MIRADOR

Uniformados: entre el odio y el olvido

Llevo más de 20 años en el país y cuento con los dedos del codo, o de la rodilla, las veces que he leído una buena opinión o un análisis extenso, analítico y desapasionado sobre la Policía o el Ejército. El Estado —que tiene el monopolio del uso de la fuerza— cuenta con dos instituciones para hacer frente a las amenazas interiores y exteriores, y el ciudadano confía sus bienes, su seguridad y su integridad a uniformados públicos —policías y militares—, a quienes paga a través de impuestos para que cuiden el territorio nacional, su persona y bienes.

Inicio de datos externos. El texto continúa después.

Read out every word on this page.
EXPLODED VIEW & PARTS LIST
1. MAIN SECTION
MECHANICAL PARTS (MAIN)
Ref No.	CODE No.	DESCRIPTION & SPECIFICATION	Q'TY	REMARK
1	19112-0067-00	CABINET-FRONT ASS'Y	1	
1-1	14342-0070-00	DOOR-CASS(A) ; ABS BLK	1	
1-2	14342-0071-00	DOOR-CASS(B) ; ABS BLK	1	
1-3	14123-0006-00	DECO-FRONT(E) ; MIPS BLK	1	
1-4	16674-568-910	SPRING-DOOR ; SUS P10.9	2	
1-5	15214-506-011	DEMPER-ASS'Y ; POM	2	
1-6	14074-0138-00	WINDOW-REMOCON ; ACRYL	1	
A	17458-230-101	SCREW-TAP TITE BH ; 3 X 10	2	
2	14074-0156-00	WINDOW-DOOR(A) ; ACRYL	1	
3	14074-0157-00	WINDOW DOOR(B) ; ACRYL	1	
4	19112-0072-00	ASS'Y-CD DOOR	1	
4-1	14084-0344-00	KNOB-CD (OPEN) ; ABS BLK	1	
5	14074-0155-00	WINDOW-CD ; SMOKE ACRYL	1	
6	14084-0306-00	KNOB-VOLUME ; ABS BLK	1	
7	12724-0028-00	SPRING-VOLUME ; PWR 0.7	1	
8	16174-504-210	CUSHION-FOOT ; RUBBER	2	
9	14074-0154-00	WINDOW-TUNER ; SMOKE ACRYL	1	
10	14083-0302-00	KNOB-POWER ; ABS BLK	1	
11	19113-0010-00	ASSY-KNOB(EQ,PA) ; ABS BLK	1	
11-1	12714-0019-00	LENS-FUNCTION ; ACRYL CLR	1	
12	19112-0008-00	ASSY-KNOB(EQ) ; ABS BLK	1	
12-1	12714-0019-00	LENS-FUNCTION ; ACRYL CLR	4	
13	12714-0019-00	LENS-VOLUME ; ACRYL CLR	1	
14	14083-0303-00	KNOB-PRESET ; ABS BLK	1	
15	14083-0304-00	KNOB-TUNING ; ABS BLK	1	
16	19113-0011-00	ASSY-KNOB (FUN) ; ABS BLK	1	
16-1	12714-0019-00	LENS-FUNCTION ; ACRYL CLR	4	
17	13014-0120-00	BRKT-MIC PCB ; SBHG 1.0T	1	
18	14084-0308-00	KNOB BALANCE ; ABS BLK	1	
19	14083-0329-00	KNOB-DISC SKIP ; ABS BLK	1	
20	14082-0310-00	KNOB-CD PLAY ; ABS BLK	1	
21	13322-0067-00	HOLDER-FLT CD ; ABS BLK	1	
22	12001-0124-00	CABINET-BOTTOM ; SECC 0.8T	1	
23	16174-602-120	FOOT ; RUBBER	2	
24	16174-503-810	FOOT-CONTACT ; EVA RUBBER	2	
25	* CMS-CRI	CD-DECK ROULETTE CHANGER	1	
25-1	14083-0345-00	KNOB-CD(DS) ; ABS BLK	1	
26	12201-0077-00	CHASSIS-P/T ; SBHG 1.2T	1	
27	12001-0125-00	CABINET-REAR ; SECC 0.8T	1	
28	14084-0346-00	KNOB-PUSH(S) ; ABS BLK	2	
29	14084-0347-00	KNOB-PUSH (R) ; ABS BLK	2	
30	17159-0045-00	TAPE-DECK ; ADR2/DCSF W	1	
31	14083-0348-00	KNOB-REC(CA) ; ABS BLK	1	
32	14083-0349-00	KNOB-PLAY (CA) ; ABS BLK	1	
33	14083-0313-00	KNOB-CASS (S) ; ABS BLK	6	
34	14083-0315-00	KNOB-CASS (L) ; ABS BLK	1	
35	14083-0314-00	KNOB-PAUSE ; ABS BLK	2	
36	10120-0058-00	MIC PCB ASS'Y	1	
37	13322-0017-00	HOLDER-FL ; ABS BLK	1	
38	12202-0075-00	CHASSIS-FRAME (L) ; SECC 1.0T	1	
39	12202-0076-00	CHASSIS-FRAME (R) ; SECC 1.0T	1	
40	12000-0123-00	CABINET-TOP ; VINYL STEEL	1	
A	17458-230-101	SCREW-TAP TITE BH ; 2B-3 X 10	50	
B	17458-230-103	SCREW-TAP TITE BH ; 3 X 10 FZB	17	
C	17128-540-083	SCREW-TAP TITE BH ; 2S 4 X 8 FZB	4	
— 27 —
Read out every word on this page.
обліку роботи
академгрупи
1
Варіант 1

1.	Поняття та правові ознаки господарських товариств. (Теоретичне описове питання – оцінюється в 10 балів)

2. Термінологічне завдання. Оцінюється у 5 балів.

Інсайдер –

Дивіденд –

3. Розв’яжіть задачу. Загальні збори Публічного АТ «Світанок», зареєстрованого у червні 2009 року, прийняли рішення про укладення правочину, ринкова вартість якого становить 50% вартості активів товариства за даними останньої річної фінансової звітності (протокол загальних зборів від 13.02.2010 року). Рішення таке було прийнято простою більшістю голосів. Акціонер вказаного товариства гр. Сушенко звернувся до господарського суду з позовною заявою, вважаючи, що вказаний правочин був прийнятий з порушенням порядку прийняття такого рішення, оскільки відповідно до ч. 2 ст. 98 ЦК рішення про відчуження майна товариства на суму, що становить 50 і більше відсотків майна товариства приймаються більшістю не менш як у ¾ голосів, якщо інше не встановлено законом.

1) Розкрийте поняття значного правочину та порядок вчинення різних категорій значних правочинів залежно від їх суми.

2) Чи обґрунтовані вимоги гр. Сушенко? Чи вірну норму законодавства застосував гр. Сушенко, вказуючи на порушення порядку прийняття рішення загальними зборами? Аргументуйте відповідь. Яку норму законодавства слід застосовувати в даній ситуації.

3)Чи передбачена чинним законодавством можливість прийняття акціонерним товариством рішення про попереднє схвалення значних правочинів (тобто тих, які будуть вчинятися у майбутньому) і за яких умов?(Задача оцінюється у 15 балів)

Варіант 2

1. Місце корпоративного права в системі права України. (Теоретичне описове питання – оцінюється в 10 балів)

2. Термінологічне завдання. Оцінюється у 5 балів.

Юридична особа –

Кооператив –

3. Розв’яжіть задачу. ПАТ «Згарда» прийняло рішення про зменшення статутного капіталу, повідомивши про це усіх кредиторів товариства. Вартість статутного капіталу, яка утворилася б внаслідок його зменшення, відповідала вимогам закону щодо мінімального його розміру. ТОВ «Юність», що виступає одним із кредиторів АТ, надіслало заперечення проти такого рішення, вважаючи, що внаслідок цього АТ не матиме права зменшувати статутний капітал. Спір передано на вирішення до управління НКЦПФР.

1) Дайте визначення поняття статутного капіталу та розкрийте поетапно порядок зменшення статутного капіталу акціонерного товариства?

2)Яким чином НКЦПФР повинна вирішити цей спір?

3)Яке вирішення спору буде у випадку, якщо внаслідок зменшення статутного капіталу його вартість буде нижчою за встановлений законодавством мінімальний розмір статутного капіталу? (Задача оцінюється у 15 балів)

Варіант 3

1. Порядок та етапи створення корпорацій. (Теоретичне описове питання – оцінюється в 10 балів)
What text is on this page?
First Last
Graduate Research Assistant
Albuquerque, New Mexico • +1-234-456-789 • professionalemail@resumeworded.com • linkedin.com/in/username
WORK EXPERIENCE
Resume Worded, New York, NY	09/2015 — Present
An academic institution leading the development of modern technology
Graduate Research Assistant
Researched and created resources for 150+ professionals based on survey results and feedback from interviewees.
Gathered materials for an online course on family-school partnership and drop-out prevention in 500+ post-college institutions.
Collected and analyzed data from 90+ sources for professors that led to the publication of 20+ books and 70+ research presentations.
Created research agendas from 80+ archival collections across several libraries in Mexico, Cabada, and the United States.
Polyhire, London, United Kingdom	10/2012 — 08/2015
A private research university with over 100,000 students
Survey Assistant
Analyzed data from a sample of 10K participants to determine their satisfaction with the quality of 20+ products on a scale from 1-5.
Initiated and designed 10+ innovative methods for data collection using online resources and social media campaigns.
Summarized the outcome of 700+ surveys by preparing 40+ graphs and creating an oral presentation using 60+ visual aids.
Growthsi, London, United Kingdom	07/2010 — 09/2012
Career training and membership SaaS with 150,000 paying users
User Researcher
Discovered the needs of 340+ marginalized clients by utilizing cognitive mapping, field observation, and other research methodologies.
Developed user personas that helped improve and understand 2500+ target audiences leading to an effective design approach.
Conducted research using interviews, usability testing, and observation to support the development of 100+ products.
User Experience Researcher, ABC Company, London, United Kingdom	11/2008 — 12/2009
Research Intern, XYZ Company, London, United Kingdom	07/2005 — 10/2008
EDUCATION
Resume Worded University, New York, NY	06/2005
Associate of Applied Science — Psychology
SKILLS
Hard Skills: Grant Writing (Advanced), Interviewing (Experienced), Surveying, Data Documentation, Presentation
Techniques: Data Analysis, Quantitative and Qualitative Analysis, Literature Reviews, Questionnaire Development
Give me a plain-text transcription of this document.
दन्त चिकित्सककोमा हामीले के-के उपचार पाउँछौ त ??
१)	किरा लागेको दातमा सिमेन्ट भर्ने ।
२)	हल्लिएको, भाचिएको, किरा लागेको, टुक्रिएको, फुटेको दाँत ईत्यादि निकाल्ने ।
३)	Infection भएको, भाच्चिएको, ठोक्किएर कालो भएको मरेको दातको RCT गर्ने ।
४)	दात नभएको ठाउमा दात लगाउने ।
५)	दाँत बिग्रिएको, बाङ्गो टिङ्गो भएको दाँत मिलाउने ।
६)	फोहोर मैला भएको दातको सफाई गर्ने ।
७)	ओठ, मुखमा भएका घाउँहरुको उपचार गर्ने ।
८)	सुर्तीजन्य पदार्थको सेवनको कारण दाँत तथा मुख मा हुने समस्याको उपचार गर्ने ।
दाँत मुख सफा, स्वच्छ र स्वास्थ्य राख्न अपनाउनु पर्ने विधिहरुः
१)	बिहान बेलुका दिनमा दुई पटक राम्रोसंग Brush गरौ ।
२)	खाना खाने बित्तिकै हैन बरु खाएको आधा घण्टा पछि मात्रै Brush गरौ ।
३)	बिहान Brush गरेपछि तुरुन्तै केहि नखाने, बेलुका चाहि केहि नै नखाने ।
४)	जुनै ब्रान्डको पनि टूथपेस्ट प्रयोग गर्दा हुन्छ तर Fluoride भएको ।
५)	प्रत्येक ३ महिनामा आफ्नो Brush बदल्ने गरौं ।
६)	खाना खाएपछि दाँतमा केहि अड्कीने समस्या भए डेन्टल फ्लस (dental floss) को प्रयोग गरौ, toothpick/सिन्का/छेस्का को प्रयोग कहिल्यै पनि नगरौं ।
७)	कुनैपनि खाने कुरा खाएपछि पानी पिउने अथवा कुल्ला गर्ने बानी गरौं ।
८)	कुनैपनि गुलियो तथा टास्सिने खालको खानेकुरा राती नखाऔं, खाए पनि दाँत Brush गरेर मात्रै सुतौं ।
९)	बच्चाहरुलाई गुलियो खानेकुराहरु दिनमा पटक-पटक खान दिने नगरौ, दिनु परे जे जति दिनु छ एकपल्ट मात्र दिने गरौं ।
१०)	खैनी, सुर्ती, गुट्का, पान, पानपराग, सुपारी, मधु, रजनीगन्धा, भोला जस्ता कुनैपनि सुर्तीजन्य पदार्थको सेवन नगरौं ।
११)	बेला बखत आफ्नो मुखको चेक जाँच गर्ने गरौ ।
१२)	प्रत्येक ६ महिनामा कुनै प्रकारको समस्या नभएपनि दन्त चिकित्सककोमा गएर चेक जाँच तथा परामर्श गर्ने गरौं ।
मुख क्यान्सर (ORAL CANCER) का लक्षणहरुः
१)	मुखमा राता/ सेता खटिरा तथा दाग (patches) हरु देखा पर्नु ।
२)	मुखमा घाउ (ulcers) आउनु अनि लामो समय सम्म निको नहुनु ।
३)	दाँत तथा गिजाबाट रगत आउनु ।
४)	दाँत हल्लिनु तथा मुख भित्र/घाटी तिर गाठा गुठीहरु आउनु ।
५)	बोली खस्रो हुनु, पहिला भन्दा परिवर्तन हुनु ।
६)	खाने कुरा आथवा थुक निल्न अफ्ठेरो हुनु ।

' Nos acostumbramos a exigir derechos, prestaciones, garantías y buena atención, pero pagamos poco y criticamos mucho, sin poner nada de nuestra parte.

Pedro Trujillo

Escucho con frecuencia —seguramente con algo de razón— vilipendiar a personas que trabajan veinticuatro horas, cuando el resto lo hacemos ocho; que salen a la calle sin saber si van a beber algo caliente para paliar el frío o un poco de agua cuando aprieta el calor, porque nadie presta atención a esas necesidades básicas; que son transportados cual ganado en palanganas de picops, sin importar el clima, el cansancio después del servicio o incluso si son heridos en acción, en lugar de utilizar un cómodo microbús, que es cómo los hoteles distinguen a sus clientes o las empresas a sus asociados.

Nos acostumbramos a exigir derechos, prestaciones, garantías y buena atención, pero pagamos poco y criticamos mucho, sin poner nada de nuestra parte por mejorar las condiciones de personas —seres humanos como nosotros— que integran esos colectivos. Se exige que confronten a narcotraficantes, a criminales de cuello blanco, asesinos, mareros y otros delincuentes que nos provocan pánico solamente con nombrarlos, pero difícilmente nos acercamos a estrechar su mano, invitarlos a un café o exigir al gobierno de turno que les mejore las condiciones básicas de vida.

Visite una comisaría, observará colchones raídos y sucios, almohadas manchadas, sábanas inexistentes, cuartos de baño malolientes desprovistos de productos básicos para la higiene personal: papel higiénico, jabón, toallas o secador de manos; no digamos agua caliente para que quien está veinticuatro horas patrullando pueda tomar una ducha y descansar, que es lo que todos hacemos. Deberían ser actores sociales, pero los excluimos, y hacemos que parezcan antisociales.

Este tipo de columnas de opinión generan efectos contrapuestos entre quienes despiertan de un letargo ciudadano, por no haber prestado atención a lo que se dice, y aquellos otros que rescatan en lo más profundo de su corazón un odio desmedido e injustificado contra los uniformados. ¡Allá cada uno con su conciencia! En la vida terminamos necesitando de, al menos, dos apoyos, independientemente de nuestra condición: un pastor para los últimos óleos y un policía al que acudir cuando tenemos problemas.

Quiero tomar este espacio, en tensos momentos electorales, para resaltar cómo el Ejército y la Policía han estado a la altura de las circunstancias, como mandan las normas, y han sido obedientes y no deliberantes, y actuado con la corrección propia de su dignidad personal e institucional. Pero, por si fuera poco lo dicho, no les permitimos votar por razones que no soportan un somero análisis en los tiempos actuales, y los tratamos como ciudadanos de segunda a pesar de exigirles que resguarden el proceso electoral, lo garanticen y protejan. ¡Pedimos mucho, pero damos muy poco!

Yo, que sigo teniendo mi corazón uniformado, creo que como ciudadanos deberíamos meditar y reflexionar sobre aquellos que, mientras descansamos, se preocupan por velar por nuestra tranquilidad y nos permiten realizarnos en nuestros quehaceres. No son perfectos, son humanos; pero merecen respeto, dignidad, atención y cierta dosis de adhesión, cariño y respeto ciudadano. Es bueno exigir efectividad, pero comencemos por entregar un mínimo de dignidad.